My shame alone would have kept me from making the same kind of mistake again—which is to say that one can forsake a sin and never repeat it for selfish as well as for loving reasons. The act of forsaking a sin, by itself, does not cure what is sometimes called “the mother of all sins”—pride—the sin that gives birth to all other sins. Whether I forsake a sin for meek or for prideful reasons, it is only confession that assaults my sinfulness head-on. Pride cannot allow me to say, or to reveal, what the Spirit beckons me to confess. To finally say it—fully and without any vain withholding—is to render pride powerless and the cleansing Spirit of the Lord victorious.
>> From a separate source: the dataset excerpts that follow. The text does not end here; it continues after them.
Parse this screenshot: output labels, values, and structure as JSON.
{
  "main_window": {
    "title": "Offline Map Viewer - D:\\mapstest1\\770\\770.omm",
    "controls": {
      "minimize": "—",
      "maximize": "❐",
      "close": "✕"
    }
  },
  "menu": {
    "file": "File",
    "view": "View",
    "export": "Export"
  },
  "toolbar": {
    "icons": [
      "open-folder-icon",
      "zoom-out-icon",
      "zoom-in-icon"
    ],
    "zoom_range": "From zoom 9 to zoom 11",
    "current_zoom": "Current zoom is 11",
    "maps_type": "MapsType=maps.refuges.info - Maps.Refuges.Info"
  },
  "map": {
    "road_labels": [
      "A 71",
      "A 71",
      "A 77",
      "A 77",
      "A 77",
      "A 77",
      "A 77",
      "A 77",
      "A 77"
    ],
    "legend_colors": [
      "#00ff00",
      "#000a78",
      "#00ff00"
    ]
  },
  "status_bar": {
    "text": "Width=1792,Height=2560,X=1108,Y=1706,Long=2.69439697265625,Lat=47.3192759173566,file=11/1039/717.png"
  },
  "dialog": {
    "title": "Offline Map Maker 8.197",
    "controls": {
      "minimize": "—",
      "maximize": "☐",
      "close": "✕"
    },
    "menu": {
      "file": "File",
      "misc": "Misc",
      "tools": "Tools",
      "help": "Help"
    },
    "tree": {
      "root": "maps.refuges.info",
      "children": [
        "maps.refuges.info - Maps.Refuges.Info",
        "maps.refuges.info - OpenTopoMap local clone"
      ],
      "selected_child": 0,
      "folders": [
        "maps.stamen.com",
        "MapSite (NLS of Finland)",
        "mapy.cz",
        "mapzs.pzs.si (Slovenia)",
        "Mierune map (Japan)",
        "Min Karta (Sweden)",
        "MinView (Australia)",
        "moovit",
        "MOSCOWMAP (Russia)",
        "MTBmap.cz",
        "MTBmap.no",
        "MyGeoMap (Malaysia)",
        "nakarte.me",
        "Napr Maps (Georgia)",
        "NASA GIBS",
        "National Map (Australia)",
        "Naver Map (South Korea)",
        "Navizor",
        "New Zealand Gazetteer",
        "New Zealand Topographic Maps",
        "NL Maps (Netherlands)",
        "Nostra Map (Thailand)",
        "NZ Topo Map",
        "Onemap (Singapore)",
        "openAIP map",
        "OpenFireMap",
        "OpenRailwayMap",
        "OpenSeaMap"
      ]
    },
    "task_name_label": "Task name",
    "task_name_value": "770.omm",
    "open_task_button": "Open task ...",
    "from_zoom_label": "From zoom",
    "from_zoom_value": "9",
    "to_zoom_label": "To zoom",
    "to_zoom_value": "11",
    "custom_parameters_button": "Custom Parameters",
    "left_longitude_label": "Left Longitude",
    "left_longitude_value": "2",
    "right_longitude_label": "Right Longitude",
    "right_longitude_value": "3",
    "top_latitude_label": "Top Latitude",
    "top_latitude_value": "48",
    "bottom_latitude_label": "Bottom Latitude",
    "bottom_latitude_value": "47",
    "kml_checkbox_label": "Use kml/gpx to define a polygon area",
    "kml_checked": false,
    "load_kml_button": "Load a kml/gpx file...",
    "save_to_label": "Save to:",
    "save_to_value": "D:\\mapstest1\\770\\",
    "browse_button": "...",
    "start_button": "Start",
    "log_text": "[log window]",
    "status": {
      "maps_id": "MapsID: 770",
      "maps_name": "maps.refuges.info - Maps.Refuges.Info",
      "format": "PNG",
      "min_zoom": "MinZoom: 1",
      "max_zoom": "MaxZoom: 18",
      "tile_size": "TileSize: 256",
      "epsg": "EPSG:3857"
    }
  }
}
This is why, when we finally confess, we are surprised to discover that it was not the painful thing we had imagined, but is instead liberating and joyful. How could we have been so wrong? Because when we imagine confessing, we are thinking about it from the perspective of our pride. And from that vantage point, confession is, indeed, a fatal blow—that is, to the ego. So it seems the hardest thing we could do—unbearable, perhaps even unthinkable. But when we exercise our faith and confess anyway, the pride that was protesting is obliterated. And then we discover the truth: that what seemed heavy and unbearable is the lightest thing under the heavens.
So what does this mean in the case of my public insensitivity toward the punk rock enthusiasts in my school? What kind of confession was needful? At least three: confession to God, apologies to anyone who had been harmed by what I had done, and a willingness to speak of what I had done and the challenges I had created whenever it would be appropriate and helpful to do so. Reticence to do any of these would be evidence of an ego that still hadn’t let go—my need to be seen as without sin being itself a manifestation of sin.
I knew I had done wrong by God and by those I had disparaged. I needed to
come clean. So I went into the principal’s office and requested to use the school intercom system to make a public apology during the class period immediately following the assembly. I don’t remember what I said, but it was a heartfelt attempt to undo the harm I had done. I walked out of that office a different and lighter person, a confessing heart having been added to my soul’s commitment to forsake that kind of insensitivity in the future.
My public apology did one additional thing in this case—something else that is essential to the confessional life. The offense was young enough that the public confession ended up being an act of restitution as well. But it might not have turned out that way. My comments could have created such a terrible burden that one meager apology couldn’t have begun to heal the wounds. Others might have still struggled even if I no longer struggled myself. As we will explore in the next chapter, in such cases my work is not finished. We repent of our sins in part by continuing to help those who might still be burdened by them.
Miss DaisyNovember 30, 2014
Is the sin of pride connected to feelings of shame? You note that pride gets in the way of confessing our sins but the shame of our sins is more likely what keeps people from coming forward.